How to Hook Up lmdb with Caffe using Python!
Long story short, here’s how I figured out how to interact with lmdb using Python.
First, a bit of setup:
import caffe
import lmdb
import numpy as np
import matplotlib.pyplot as plt
from caffe.proto import caffe_pb2
from caffe.io import datum_to_array, array_to_datum
You’ve probably noticed two unfamiliar packages caffe.proto
and caffe.io
.
The caffe.proto
package defined a lot of things, but here we are only using the data structure Datum
, you can think of it as an intermediate form between our images and labels and lmdb entries.
The caffe.io
package has this two helper functions datum = datum_to_array(X, y)
and X = array_to_datum(datum)
, which could save us some time defining the structure of our Datum
object. Note that y
is not returned by array_to_datum
, you can simply call datum.label
to get it.
Function to write to lmdb:
def write_images_to_lmdb(img_dir, db_name):
for root, dirs, files in os.walk(img_dir, topdown = False):
if root != img_dir:
continue
map_size = 64*64*3*2*len(files)
env = lmdb.Environment(db_name, map_size=map_size)
txn = env.begin(write=True,buffers=True)
for idx, name in enumerate(files):
X = mp.imread(os.path.join(root, name))
y = 1
datum = array_to_datum(X,y)
str_id = '{:08}'.format(idx)
txn.put(str_id.encode('ascii'), datum.SerializeToString())
txn.commit()
env.close()
print " ".join(["Writing to", db_name, "done!"])
This function takes a folder path img_dir
as input and push all the images in the folder into a lmdb database specified by db_name
.
map_size
is the capacity of the database.
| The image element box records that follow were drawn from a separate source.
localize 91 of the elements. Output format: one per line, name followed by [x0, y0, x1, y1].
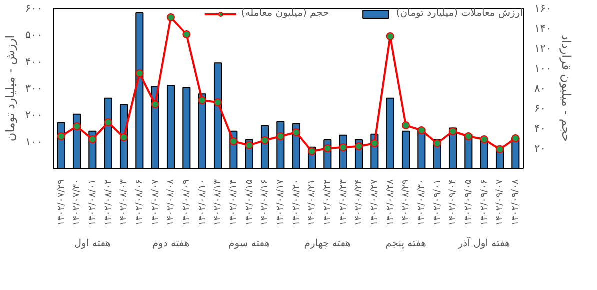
text: هفته دوم [152, 238, 190, 250]
point [104, 118, 112, 126]
bar [386, 98, 394, 168]
y2-tick-label: ۱۴۰ [534, 22, 552, 35]
point [496, 146, 504, 154]
text: هفته اول [74, 238, 112, 250]
y2-tick-label: ۱۲۰ [534, 42, 552, 55]
x-tick-label: ۱۴۰۲/۰۸/۲۸ [384, 179, 396, 226]
y-axis-title: ارزش - میلیارد تومان [3, 35, 18, 142]
point [355, 142, 363, 150]
x-tick-label: ۱۴۰۲/۰۸/۱۷ [275, 179, 286, 226]
x-tick-label: ۱۴۰۲/۰۹/۰۴ [448, 179, 458, 226]
text: هفته سوم [228, 238, 270, 250]
y2-tick-label: ۱۰۰ [534, 62, 552, 75]
y2-tick-label: ۲۰ [534, 142, 546, 155]
x-tick-label: ۱۴۰۲/۰۸/۳۰ [416, 179, 428, 226]
x-tick-label: ۱۴۰۲/۰۸/۱۵ [244, 179, 255, 226]
x-tick-label: ۱۴۰۲/۰۸/۰۱ [87, 179, 98, 226]
x-tick-label: ۱۴۰۲/۰۷/۳۰ [72, 179, 82, 226]
x-tick-label: ۱۴۰۲/۰۸/۲۳ [338, 179, 349, 226]
x-tick-label: ۱۴۰۲/۰۸/۱۰ [196, 179, 208, 226]
point [214, 98, 222, 106]
x-tick-label: ۱۴۰۲/۰۸/۰۶ [134, 179, 146, 226]
x-tick-label: ۱۴۰۲/۰۸/۰۹ [181, 179, 192, 226]
point [402, 122, 410, 130]
y2-tick-label: ۸۰ [534, 82, 546, 95]
text: هفته اول آذر [457, 236, 510, 250]
x-tick-label: ۱۴۰۲/۰۹/۰۷ [494, 179, 506, 226]
text: هفته پنجم [386, 238, 426, 250]
point [88, 136, 97, 144]
point [276, 132, 285, 140]
bar [136, 12, 144, 168]
point [449, 128, 457, 136]
x-tick-label: ۱۴۰۲/۰۸/۱۴ [228, 179, 240, 226]
point [120, 134, 128, 142]
y-tick-label: ۵۰۰ [25, 28, 42, 42]
point [370, 140, 379, 148]
y-tick-label: ۱۰۰ [25, 135, 42, 148]
point [386, 32, 394, 40]
x-tick-label: ۱۴۰۲/۰۸/۱۶ [260, 179, 270, 226]
x-tick-label: ۱۴۰۲/۰۸/۲۱ [306, 179, 318, 226]
point [480, 136, 488, 144]
point [198, 96, 206, 104]
x-tick-label: ۱۴۰۲/۰۸/۰۷ [150, 179, 161, 226]
x-tick-label: ۱۴۰۲/۰۸/۲۰ [290, 179, 302, 226]
point [136, 70, 144, 78]
text: هفته چهارم [304, 238, 352, 250]
x-tick-label: ۱۴۰۲/۰۹/۰۱ [432, 179, 443, 226]
bar [166, 85, 176, 168]
bar [214, 62, 222, 168]
point [230, 138, 238, 146]
x-tick-label: ۱۴۰۲/۰۸/۰۳ [118, 179, 130, 226]
point [512, 134, 520, 142]
point [151, 100, 160, 108]
point [182, 30, 191, 38]
point [324, 144, 332, 152]
x-tick-label: ۱۴۰۲/۰۸/۰۸ [166, 179, 176, 226]
bar [182, 87, 191, 168]
y-tick-label: ۳۰۰ [25, 82, 42, 95]
point [167, 14, 175, 22]
y-tick-label: ۶۰۰ [25, 2, 42, 15]
point [418, 126, 426, 134]
y2-axis-title: حجم - میلیون قرارداد [560, 34, 574, 142]
point [292, 128, 300, 136]
bar [402, 130, 410, 168]
y2-tick-label: ۶۰ [534, 102, 546, 115]
point [261, 136, 269, 144]
x-tick-label: ۱۴۰۲/۰۸/۰۲ [102, 179, 114, 226]
y-tick-label: ۴۰۰ [25, 55, 42, 68]
legend-label: حجم (میلیون معامله) [241, 8, 330, 19]
point [73, 122, 81, 130]
x-tick-label: ۱۴۰۲/۰۹/۰۶ [478, 179, 490, 226]
point [433, 140, 442, 148]
y2-tick-label: ۴۰ [534, 122, 546, 135]
x-tick-label: ۱۴۰۲/۰۹/۰۸ [510, 179, 522, 226]
x-tick-label: ۱۴۰۲/۰۷/۲۹ [56, 179, 67, 226]
point [245, 142, 254, 150]
y-tick-label: ۲۰۰ [25, 108, 42, 122]
point [339, 144, 348, 152]
x-tick-label: ۱۴۰۲/۰۸/۲۲ [322, 179, 334, 226]
x-tick-label: ۱۴۰۲/۰۸/۲۹ [400, 179, 412, 226]
x-tick-label: ۱۴۰۲/۰۹/۰۵ [463, 179, 474, 226]
x-tick-label: ۱۴۰۲/۰۸/۲۷ [369, 179, 380, 226]
x-tick-label: ۱۴۰۲/۰۸/۱۳ [212, 179, 224, 226]
bar [198, 94, 206, 168]
point [464, 132, 473, 140]
x-tick-label: ۱۴۰۲/۰۸/۲۴ [354, 179, 364, 226]
point [308, 148, 316, 156]
y2-tick-label: ۱۶۰ [534, 2, 552, 15]
point [57, 132, 66, 140]
legend-label: ارزش معاملات (میلیارد تومان) [396, 8, 523, 19]
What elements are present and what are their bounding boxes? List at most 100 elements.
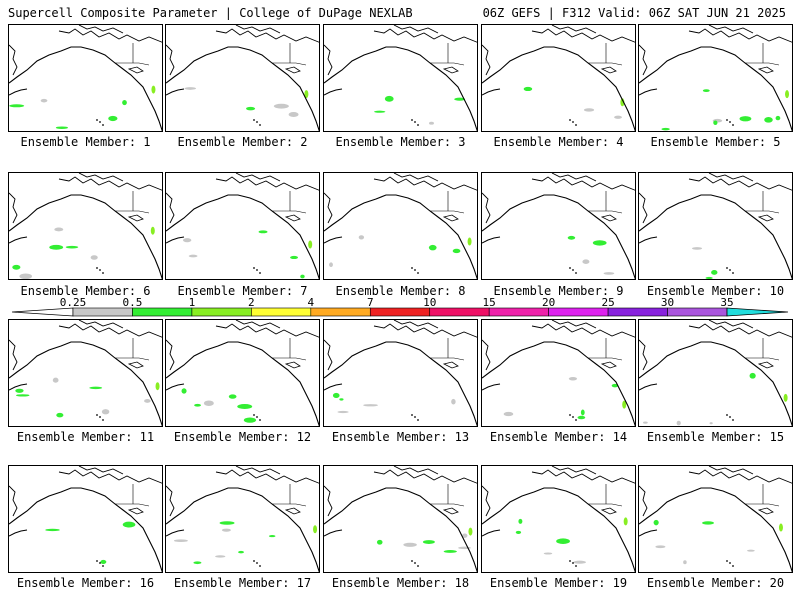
scp-contour-area [122, 99, 127, 106]
hawaii-islands [253, 414, 255, 416]
hawaii-islands [102, 565, 104, 567]
coastline [551, 320, 597, 329]
coastline [127, 361, 144, 369]
coastline [235, 466, 281, 475]
basemap [324, 320, 477, 426]
coastline [430, 62, 465, 66]
ensemble-map-panel [481, 465, 636, 573]
scp-contour-area [273, 103, 289, 109]
coastline [482, 487, 635, 572]
coastline [688, 28, 792, 43]
legend-color-bin [310, 307, 371, 317]
scp-contour-area [184, 87, 197, 90]
coastline [166, 192, 175, 224]
coastline [430, 503, 465, 507]
coastline [58, 28, 162, 43]
scp-contour-area [428, 244, 437, 251]
coastline [235, 25, 281, 34]
coastline [708, 173, 754, 182]
coastline [166, 341, 319, 426]
coastline [588, 503, 623, 507]
hawaii-islands [575, 124, 577, 126]
hawaii-islands [99, 121, 101, 123]
coastline [639, 46, 792, 131]
coastline [115, 62, 150, 66]
coastline [115, 503, 150, 507]
basemap [166, 466, 319, 572]
coastline [324, 339, 333, 371]
basemap [9, 466, 162, 572]
hawaii-islands [256, 269, 258, 271]
scp-contour-area [702, 89, 710, 93]
coastline [745, 62, 780, 66]
scp-contour-area [620, 98, 625, 107]
ensemble-member-label: Ensemble Member: 8 [335, 284, 466, 298]
scp-contour-area [676, 420, 681, 426]
legend-color-bin [667, 307, 728, 317]
coastline [166, 44, 175, 76]
scp-contour-area [15, 388, 24, 393]
hawaii-islands [99, 416, 101, 418]
ensemble-member-label: Ensemble Member: 15 [646, 430, 785, 444]
coastline [757, 507, 774, 515]
coastline [688, 469, 792, 484]
scp-contour-area [288, 111, 299, 117]
hawaii-islands [732, 419, 734, 421]
scp-contour-area [567, 235, 576, 240]
ensemble-member-label: Ensemble Member: 3 [335, 135, 466, 149]
legend-color-bin [548, 307, 609, 317]
scp-contour-area [778, 523, 783, 532]
basemap [324, 173, 477, 279]
scp-contour-area [56, 412, 64, 418]
hawaii-islands [726, 267, 728, 269]
scp-contour-area [308, 240, 313, 249]
coastline [284, 507, 301, 515]
scp-contour-area [144, 399, 151, 403]
ensemble-map-panel [638, 24, 793, 132]
coastline [9, 194, 162, 279]
hawaii-islands [102, 419, 104, 421]
basemap [166, 25, 319, 131]
hawaii-islands [417, 272, 419, 274]
scp-contour-area [52, 377, 59, 383]
coastline [58, 176, 162, 191]
scp-contour-area [422, 540, 435, 544]
hawaii-islands [417, 419, 419, 421]
coastline [393, 173, 439, 182]
scp-contour-area [243, 417, 257, 423]
coastline [115, 210, 150, 214]
scp-contour-area [785, 90, 790, 99]
scp-contour-area [614, 115, 622, 119]
coastline [166, 236, 185, 244]
coastline [482, 46, 635, 131]
map-title: Supercell Composite Parameter | College … [8, 6, 413, 20]
scp-contour-area [653, 519, 659, 526]
basemap [9, 320, 162, 426]
coastline [127, 214, 144, 222]
hawaii-islands [411, 414, 413, 416]
coastline [551, 173, 597, 182]
ensemble-member-label: Ensemble Member: 7 [177, 284, 308, 298]
legend-color-bin [488, 307, 549, 317]
coastline [373, 469, 477, 484]
scp-contour-area [655, 545, 666, 549]
ensemble-member-label: Ensemble Member: 17 [173, 576, 312, 590]
scp-contour-area [89, 386, 103, 390]
coastline [639, 529, 658, 537]
hawaii-islands [256, 562, 258, 564]
scp-contour-area [643, 421, 648, 424]
coastline [166, 46, 319, 131]
legend-tick-label: 0.5 [122, 296, 143, 309]
ensemble-map-panel [638, 465, 793, 573]
hawaii-islands [729, 416, 731, 418]
scp-contour-area [467, 237, 472, 246]
legend-tick-label: 15 [482, 296, 496, 309]
valid-time-title: 06Z GEFS | F312 Valid: 06Z SAT JUN 21 20… [482, 6, 786, 20]
scp-contour-area [332, 392, 340, 399]
hawaii-islands [729, 562, 731, 564]
scp-contour-area [12, 264, 21, 270]
scp-contour-area [622, 400, 627, 409]
scp-contour-area [709, 422, 713, 425]
coastline [78, 173, 124, 182]
coastline [531, 28, 635, 43]
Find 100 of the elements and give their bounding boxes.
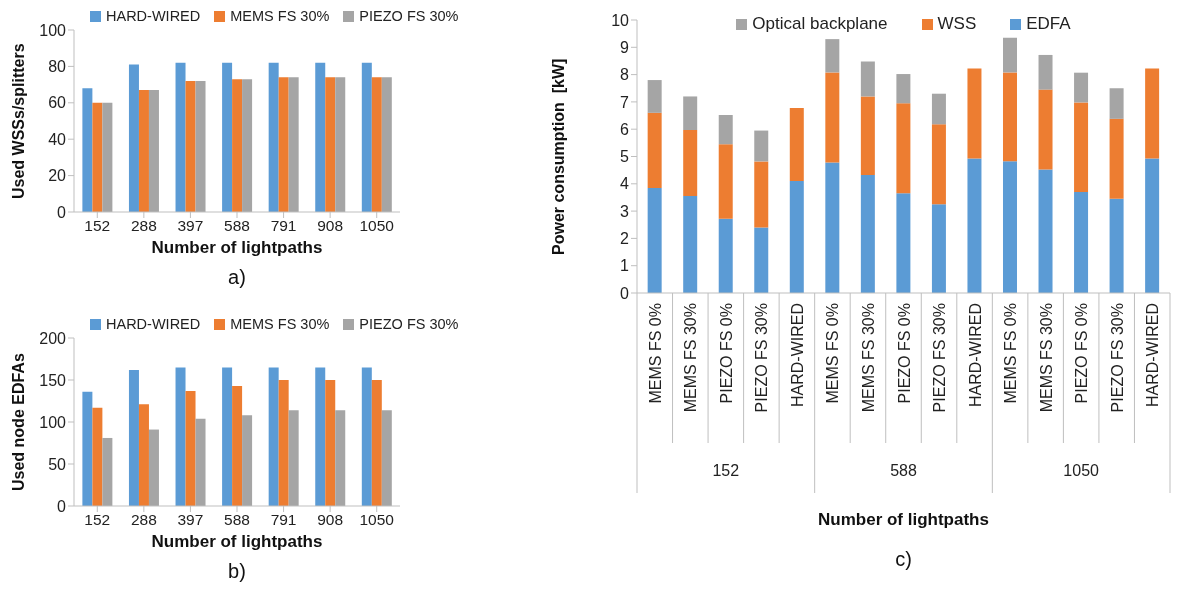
text: 588 <box>890 462 917 479</box>
bar <box>1074 102 1089 192</box>
bar <box>195 80 206 212</box>
bar <box>896 103 911 194</box>
x-tick-label: 791 <box>270 217 297 235</box>
bar <box>92 407 103 506</box>
bar <box>128 369 139 506</box>
bar <box>315 367 326 506</box>
text: 152 <box>712 462 740 479</box>
x-tick-label: 1050 <box>359 217 395 235</box>
legend-label: EDFA <box>1026 14 1071 34</box>
y-tick-label: 3 <box>620 202 630 220</box>
y-tick-label: 1 <box>620 257 630 275</box>
bar <box>335 77 346 212</box>
bar <box>361 62 372 212</box>
bar <box>381 77 392 212</box>
x-tick-label: 397 <box>177 511 204 529</box>
bar <box>185 80 196 212</box>
x-tick-label: 588 <box>224 511 250 529</box>
bar <box>647 80 662 113</box>
x-tick-label: 152 <box>84 217 111 235</box>
bar <box>1002 72 1017 162</box>
y-tick-label: 100 <box>39 413 67 431</box>
bar <box>718 218 733 293</box>
bar <box>1002 37 1017 73</box>
bar <box>325 77 336 212</box>
x-tick-label: 1050 <box>359 511 395 529</box>
bar <box>82 391 93 506</box>
text: b) <box>227 560 247 583</box>
y-tick-label: 5 <box>620 148 630 166</box>
y-tick-label: 10 <box>611 11 630 29</box>
x-tick-label: 908 <box>317 511 344 529</box>
bar <box>754 130 769 162</box>
bar <box>683 196 698 293</box>
x-tick-label: 152 <box>84 511 111 529</box>
bar <box>371 380 382 506</box>
x-tick-label: PIEZO FS 30% <box>1108 303 1126 413</box>
legend-label: PIEZO FS 30% <box>359 316 459 332</box>
bar <box>1038 54 1053 90</box>
y-tick-label: 50 <box>48 455 67 473</box>
bar <box>1038 169 1053 293</box>
text: 1050 <box>1063 462 1100 479</box>
x-axis-title: Number of lightpaths <box>150 238 324 258</box>
x-tick-label: MEMS FS 0% <box>646 303 664 404</box>
bar <box>754 227 769 293</box>
legend-label: WSS <box>937 14 977 34</box>
bar <box>315 62 326 212</box>
x-tick-label: PIEZO FS 0% <box>895 303 913 404</box>
y-tick-label: 8 <box>620 66 630 84</box>
bar <box>232 79 243 212</box>
bar <box>1074 191 1089 293</box>
bar <box>718 115 733 145</box>
bar <box>361 367 372 506</box>
legend-label: PIEZO FS 30% <box>359 8 459 24</box>
y-axis-title: Used WSSs/splitters <box>10 42 28 201</box>
y-tick-label: 0 <box>57 203 67 221</box>
bar <box>278 77 289 212</box>
bar <box>268 62 279 212</box>
x-tick-label: HARD-WIRED <box>1144 303 1162 407</box>
legend-label: MEMS FS 30% <box>230 8 330 24</box>
bar <box>1109 88 1124 119</box>
y-tick-label: 7 <box>620 93 630 111</box>
bar <box>647 112 662 188</box>
bar <box>967 68 982 159</box>
bar <box>222 62 233 212</box>
y-tick-label: 80 <box>48 58 67 76</box>
bar <box>185 390 196 506</box>
x-tick-label: 288 <box>130 217 157 235</box>
text: a) <box>227 266 247 289</box>
bar <box>683 130 698 197</box>
bar <box>1109 118 1124 199</box>
bar <box>718 144 733 219</box>
bar <box>1145 158 1160 293</box>
bar <box>195 418 206 506</box>
bar <box>288 410 299 506</box>
y-tick-label: 150 <box>39 371 67 389</box>
bar <box>175 62 186 212</box>
x-tick-label: HARD-WIRED <box>788 303 806 407</box>
bar <box>242 79 253 212</box>
bar <box>931 93 946 125</box>
x-tick-label: PIEZO FS 30% <box>931 303 949 413</box>
bar <box>647 187 662 293</box>
x-tick-label: MEMS FS 30% <box>682 303 700 413</box>
x-tick-label: MEMS FS 0% <box>1002 303 1020 404</box>
x-tick-label: HARD-WIRED <box>966 303 984 407</box>
bar <box>967 158 982 293</box>
y-tick-label: 0 <box>620 284 630 302</box>
y-tick-label: 0 <box>57 497 67 515</box>
bar <box>896 193 911 293</box>
x-tick-label: PIEZO FS 30% <box>753 303 771 413</box>
bar <box>931 124 946 205</box>
y-tick-label: 20 <box>48 167 67 185</box>
y-tick-label: 2 <box>620 230 630 248</box>
x-tick-label: MEMS FS 30% <box>1037 303 1055 413</box>
bar <box>92 102 103 212</box>
bar <box>931 204 946 293</box>
y-tick-label: 9 <box>620 38 630 56</box>
x-tick-label: 588 <box>224 217 250 235</box>
bar <box>82 88 93 212</box>
x-axis-title: Number of lightpaths <box>150 532 324 552</box>
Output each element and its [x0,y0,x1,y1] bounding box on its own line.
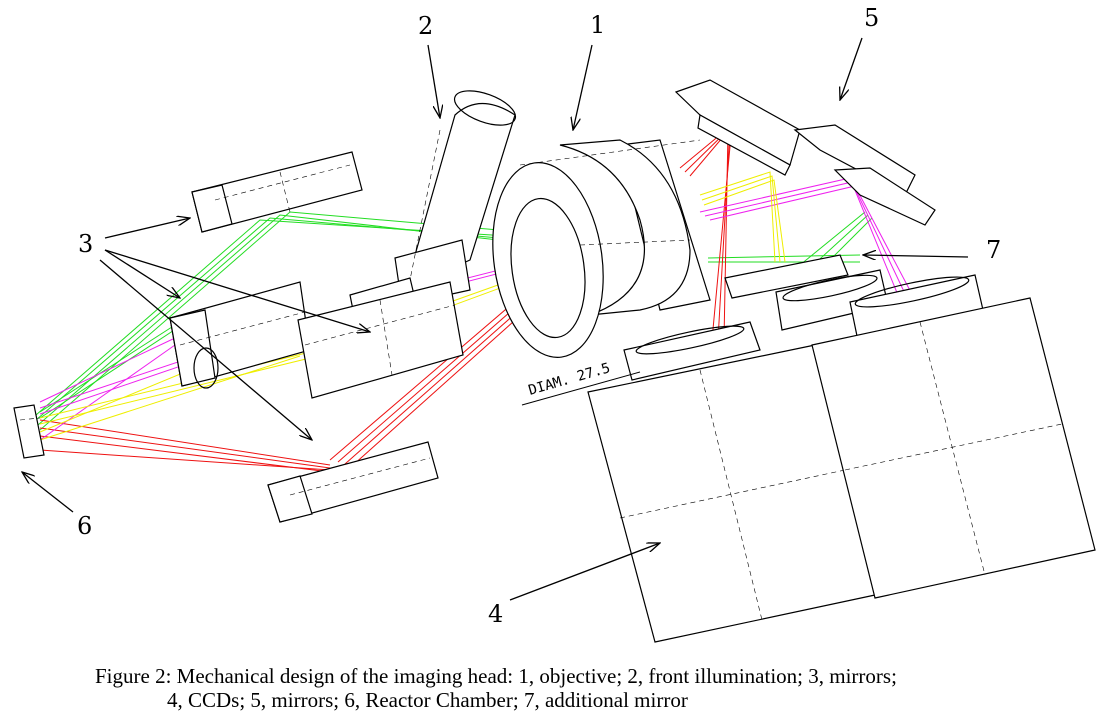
callout-arrows [22,37,969,601]
additional-mirror [724,254,849,299]
figure-caption: Figure 2: Mechanical design of the imagi… [95,664,1085,712]
label-3: 3 [78,230,93,258]
ccd-mirror-1 [623,321,761,381]
caption-line-1: Figure 2: Mechanical design of the imagi… [95,664,897,688]
label-2: 2 [418,12,433,40]
mirror-5a [674,79,801,176]
mirror-3c [297,281,464,399]
ccd-block-right [811,297,1096,599]
mirror-3a [191,151,363,233]
objective [492,139,711,358]
label-5: 5 [864,4,879,32]
mirror-5c [833,167,936,226]
label-4: 4 [488,600,503,628]
mirror-3d [267,441,439,523]
label-6: 6 [77,512,92,540]
label-7: 7 [986,236,1001,264]
caption-line-2: 4, CCDs; 5, mirrors; 6, Reactor Chamber;… [167,688,688,712]
label-1: 1 [590,11,605,39]
reactor-chamber [13,404,45,459]
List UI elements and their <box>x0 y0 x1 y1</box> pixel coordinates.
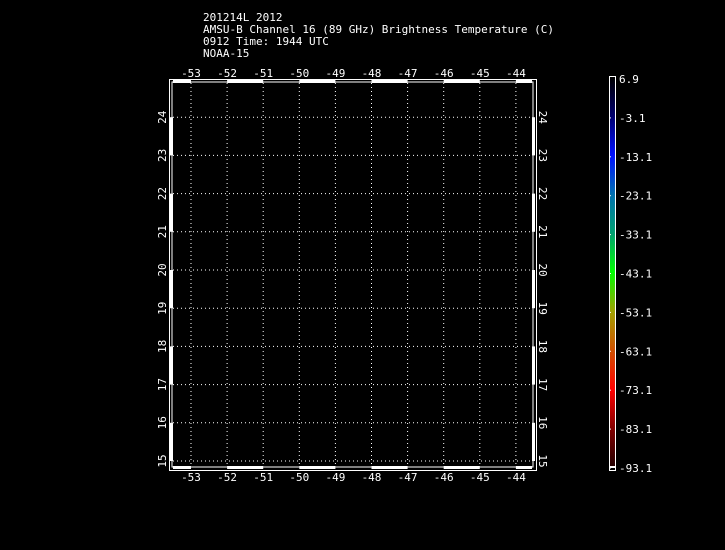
latitude-label-left: 21 <box>156 225 169 238</box>
border-segment <box>532 193 535 232</box>
title-line-product: AMSU-B Channel 16 (89 GHz) Brightness Te… <box>203 23 554 36</box>
longitude-label-bottom: -46 <box>434 471 454 484</box>
longitude-label-bottom: -52 <box>217 471 237 484</box>
latitude-label-left: 24 <box>156 110 169 124</box>
latitude-label-left: 17 <box>156 378 169 391</box>
border-segment <box>299 80 336 83</box>
latitude-label-right: 24 <box>536 111 549 125</box>
border-segment <box>532 422 535 461</box>
latitude-label-right: 21 <box>536 225 549 238</box>
border-segment <box>170 422 173 461</box>
map-frame <box>169 79 537 471</box>
longitude-label-bottom: -51 <box>253 471 273 484</box>
colorbar-label: -13.1 <box>619 151 652 164</box>
inner-frame <box>171 81 534 468</box>
title-line-satellite: NOAA-15 <box>203 47 250 60</box>
longitude-label-top: -47 <box>398 67 418 80</box>
axis-labels: -53 -53 -52 -52 -51 -51 -50 -50 -49 -49 -48 -48 -47 -… <box>156 67 549 484</box>
longitude-label-top: -49 <box>325 67 345 80</box>
border-segment <box>515 466 532 469</box>
border-segment <box>227 466 264 469</box>
longitude-label-top: -52 <box>217 67 237 80</box>
border-segment <box>371 80 408 83</box>
longitude-label-bottom: -49 <box>325 471 345 484</box>
colorbar-label: -53.1 <box>619 306 652 319</box>
latitude-label-right: 17 <box>536 378 549 391</box>
colorbar-label: -93.1 <box>619 462 652 475</box>
longitude-label-bottom: -44 <box>506 471 526 484</box>
latitude-label-right: 22 <box>536 187 549 200</box>
longitude-label-top: -46 <box>434 67 454 80</box>
border-segment <box>532 346 535 385</box>
border-segment <box>515 80 532 83</box>
latitude-label-right: 16 <box>536 416 549 429</box>
map-grid <box>173 83 532 466</box>
border-segment <box>443 466 480 469</box>
latitude-label-left: 15 <box>156 454 169 467</box>
longitude-label-top: -53 <box>181 67 201 80</box>
colorbar-label: -83.1 <box>619 423 652 436</box>
longitude-label-top: -51 <box>253 67 273 80</box>
latitude-label-left: 23 <box>156 149 169 162</box>
longitude-label-bottom: -45 <box>470 471 490 484</box>
longitude-label-bottom: -53 <box>181 471 201 484</box>
colorbar-label: -33.1 <box>619 229 652 242</box>
colorbar-label: -43.1 <box>619 268 652 281</box>
latitude-label-right: 19 <box>536 302 549 315</box>
colorbar: 6.9 -3.1 -13.1 -23.1 -33.1 -43.1 -53.1 -63.1 -73… <box>609 73 652 475</box>
longitude-label-top: -50 <box>289 67 309 80</box>
title-line-time: 0912 Time: 1944 UTC <box>203 35 329 48</box>
border-segment <box>173 80 191 83</box>
border-segment <box>532 117 535 156</box>
colorbar-label: -3.1 <box>619 112 646 125</box>
border-segment <box>170 346 173 385</box>
colorbar-label: -23.1 <box>619 190 652 203</box>
colorbar-label: -63.1 <box>619 345 652 358</box>
border-segment <box>443 80 480 83</box>
latitude-label-left: 16 <box>156 416 169 429</box>
colorbar-gradient <box>610 77 615 468</box>
border-segment <box>170 270 173 309</box>
border-segment <box>299 466 336 469</box>
latitude-label-right: 18 <box>536 340 549 353</box>
border-segment <box>227 80 264 83</box>
title-line-date: 201214L 2012 <box>203 11 283 24</box>
border-segment <box>170 193 173 232</box>
latitude-label-right: 15 <box>536 454 549 467</box>
latitude-label-left: 22 <box>156 187 169 200</box>
longitude-label-top: -45 <box>470 67 490 80</box>
latitude-label-right: 20 <box>536 263 549 276</box>
border-segment <box>170 117 173 156</box>
latitude-label-left: 18 <box>156 340 169 353</box>
longitude-label-top: -48 <box>362 67 382 80</box>
longitude-label-bottom: -47 <box>398 471 418 484</box>
latitude-label-left: 19 <box>156 302 169 315</box>
border-segment <box>173 466 191 469</box>
longitude-label-bottom: -50 <box>289 471 309 484</box>
latitude-label-left: 20 <box>156 263 169 276</box>
colorbar-label: 6.9 <box>619 73 639 86</box>
border-segment <box>371 466 408 469</box>
colorbar-bottom-mark <box>610 466 615 468</box>
longitude-label-top: -44 <box>506 67 526 80</box>
latitude-label-right: 23 <box>536 149 549 162</box>
longitude-label-bottom: -48 <box>362 471 382 484</box>
border-segment <box>532 270 535 309</box>
outer-frame <box>169 79 537 471</box>
colorbar-label: -73.1 <box>619 384 652 397</box>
In my case I have total of len(files)
image patches of size 64*64*3
, and I used a factor of 2 just in case.
I’ve also set y=1
for all images because currently I don’t have labels yet. You will need to make changes according to your situation.
Function to read from lmdb:
def read_images_from_lmdb(db_name, visualize):
env = lmdb.open(db_name)
txn = env.begin()
cursor = txn.cursor()
X = []
y = []
idxs = []
for idx, (key, value) in enumerate(cursor):
datum = caffe_pb2.Datum()
datum.ParseFromString(value)
X.append(np.array(datum_to_array(datum)))
y.append(datum.label)
idxs.append(idx)
if visualize:
print "Visualizing a few images..."
for i in range(9):
img = X[i]
plt.subplot(3,3,i+1)
plt.imshow(img)
plt.title(y[i])
plt.axis('off')
plt.show()
print " ".join(["Reading from", db_name, "done!"])
return X, y, idxs
Here we iterate over all entries in the database, and visualize a few images if necessary. It is a good way to check if the images are processed correctly.